I'm writing a custom TagHelper and want to render a ViewComponent inside it. Something similar to what vc:xyz tag helper does, but in a more controlled way, so that I can determine at runtime which ViewComponent to render.
Is it possible?
I'm writing a custom TagHelper and want to render a ViewComponent inside it. Something similar to what vc:xyz tag helper does, but in a more controlled way, so that I can determine at runtime which ViewComponent to render.
Is it possible?
In order to do that, you need to inject IViewComponentHelper into your TagHelper, contextualize it and then use it to render any ViewComponent depending on your application logic. Here is a quick illustration:
[HtmlTargetElement("widget", Attributes = WidgetNameAttributeName)]

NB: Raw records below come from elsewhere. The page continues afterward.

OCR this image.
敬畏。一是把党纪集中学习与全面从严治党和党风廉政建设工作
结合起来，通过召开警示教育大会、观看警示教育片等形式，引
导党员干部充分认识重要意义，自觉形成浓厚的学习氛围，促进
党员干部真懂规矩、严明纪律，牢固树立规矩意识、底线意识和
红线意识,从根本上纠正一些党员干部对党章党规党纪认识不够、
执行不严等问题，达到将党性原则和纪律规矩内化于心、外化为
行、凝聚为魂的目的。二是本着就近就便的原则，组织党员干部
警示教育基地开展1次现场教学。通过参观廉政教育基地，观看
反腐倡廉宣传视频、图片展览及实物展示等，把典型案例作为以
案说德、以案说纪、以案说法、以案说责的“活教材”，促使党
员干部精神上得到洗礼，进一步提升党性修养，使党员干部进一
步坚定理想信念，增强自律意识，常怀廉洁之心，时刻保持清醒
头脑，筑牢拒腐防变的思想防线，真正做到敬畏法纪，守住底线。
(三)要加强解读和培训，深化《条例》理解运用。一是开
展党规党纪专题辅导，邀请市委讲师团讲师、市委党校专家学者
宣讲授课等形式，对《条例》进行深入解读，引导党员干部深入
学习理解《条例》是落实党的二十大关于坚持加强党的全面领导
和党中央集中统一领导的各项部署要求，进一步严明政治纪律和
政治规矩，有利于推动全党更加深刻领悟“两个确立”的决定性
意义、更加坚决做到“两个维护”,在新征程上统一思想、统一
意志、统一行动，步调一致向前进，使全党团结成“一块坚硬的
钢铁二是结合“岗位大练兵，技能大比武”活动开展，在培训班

public class WidgetTagHelper : TagHelper
{
private const string WidgetNameAttributeName = "name";
private readonly IViewComponentHelper _viewComponentHelper;
public WidgetTagHelper(IViewComponentHelper viewComponentHelper)
{
_viewComponentHelper = viewComponentHelper;
}
[HtmlAttributeNotBound]
[ViewContext]
public ViewContext ViewContext { get; set; }
[HtmlAttributeName(WidgetNameAttributeName)]
public string Name { get; set; }
public override async Task ProcessAsync(TagHelperContext context, TagHelperOutput output)
{
((IViewContextAware)_viewComponentHelper).Contextualize(ViewContext);
var content = await _viewComponentHelper.InvokeAsync(typeof(WidgetViewComponent), new { name = Name });
output.Content.SetHtmlContent(content);
}
}
Also, keep in mind that self-closing tags will NOT work:
<widget name="abc" />
Use this form instead:
<widget name="abc"></widget>
A follow up on the answer.
There is no need to write end tag when calling the tag helper. Just set the TagMode in ProcessAsync:
output.TagMode = TagMode.StartTagAndEndTag;
output.Content.SetHtmlContent(content);
Then <widget name="abc" />
works perfectly fine.
Alternatively, you can render the content of the view component in place of the widget
tag without rendering the tag itself:
output.SuppressOutput();
output.PostElement.SetHtmlContent(content);
I also noticed that adding self-closing tags in the view component's view makes them appear wrong in the final result, but that may be a different topic.